The shrine has been maintained by the Capuchin friars since 1802. One member of the order, Conrad of Parzham, served there as porter for over 40 years. During his lifetime of service, he developed a reputation for humility and holiness.

In the 20th century, the Chapel of Grace was visited by Popes Pius VI and John Paul II. Pope John Paul II visited the shrine in November 1980, accompanied by Joseph Cardinal Ratzinger, who was born in a nearby town. On 11 September 2006, Ratzinger, then Pope Benedict XVI, returned to the shrine and laid down the episcopal ring he had worn while he was the Archbishop of Munich and Freising at the feet of Our Lady of Altötting. The ring is now a part of the scepter held by Mary.

A unique feature is that the Black Madonna is conceiled with a black veil on the morning of Good Friday, and remains covered until after the Easter Vigil.
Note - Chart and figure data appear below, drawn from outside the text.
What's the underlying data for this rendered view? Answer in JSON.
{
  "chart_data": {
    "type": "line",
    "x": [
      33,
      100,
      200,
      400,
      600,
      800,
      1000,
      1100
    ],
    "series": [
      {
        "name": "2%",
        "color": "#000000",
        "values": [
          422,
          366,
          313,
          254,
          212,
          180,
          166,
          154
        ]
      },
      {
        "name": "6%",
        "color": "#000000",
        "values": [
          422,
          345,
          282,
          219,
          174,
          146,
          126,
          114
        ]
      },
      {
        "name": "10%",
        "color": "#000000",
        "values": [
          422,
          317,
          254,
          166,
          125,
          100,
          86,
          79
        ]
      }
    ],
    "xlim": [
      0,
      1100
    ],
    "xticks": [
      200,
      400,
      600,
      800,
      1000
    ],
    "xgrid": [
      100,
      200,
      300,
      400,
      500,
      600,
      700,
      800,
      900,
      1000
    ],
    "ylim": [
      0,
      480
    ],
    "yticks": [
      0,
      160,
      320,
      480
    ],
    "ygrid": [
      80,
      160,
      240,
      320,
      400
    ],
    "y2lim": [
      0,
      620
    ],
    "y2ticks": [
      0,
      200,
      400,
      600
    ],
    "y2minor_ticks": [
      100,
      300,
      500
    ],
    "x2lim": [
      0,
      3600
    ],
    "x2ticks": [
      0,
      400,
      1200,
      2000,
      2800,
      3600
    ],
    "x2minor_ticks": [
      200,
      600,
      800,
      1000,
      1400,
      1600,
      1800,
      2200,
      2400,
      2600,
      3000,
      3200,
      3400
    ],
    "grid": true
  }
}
This is meant to symbolize Mary's deep sorrow over the crucifixion of her son.

The veneration of the miraculous image by kissing it on Ash Wednesday, during which the Madonna is wrapped in a blue veil, dates back to the time of the Thirty Years' War, as Prelate Mandl explained, and Maximilian I, Elector of Bavaria travelled to Altötting at that time with his entire court to ask the Virgin Mary to spare Bavaria from the horrors of war.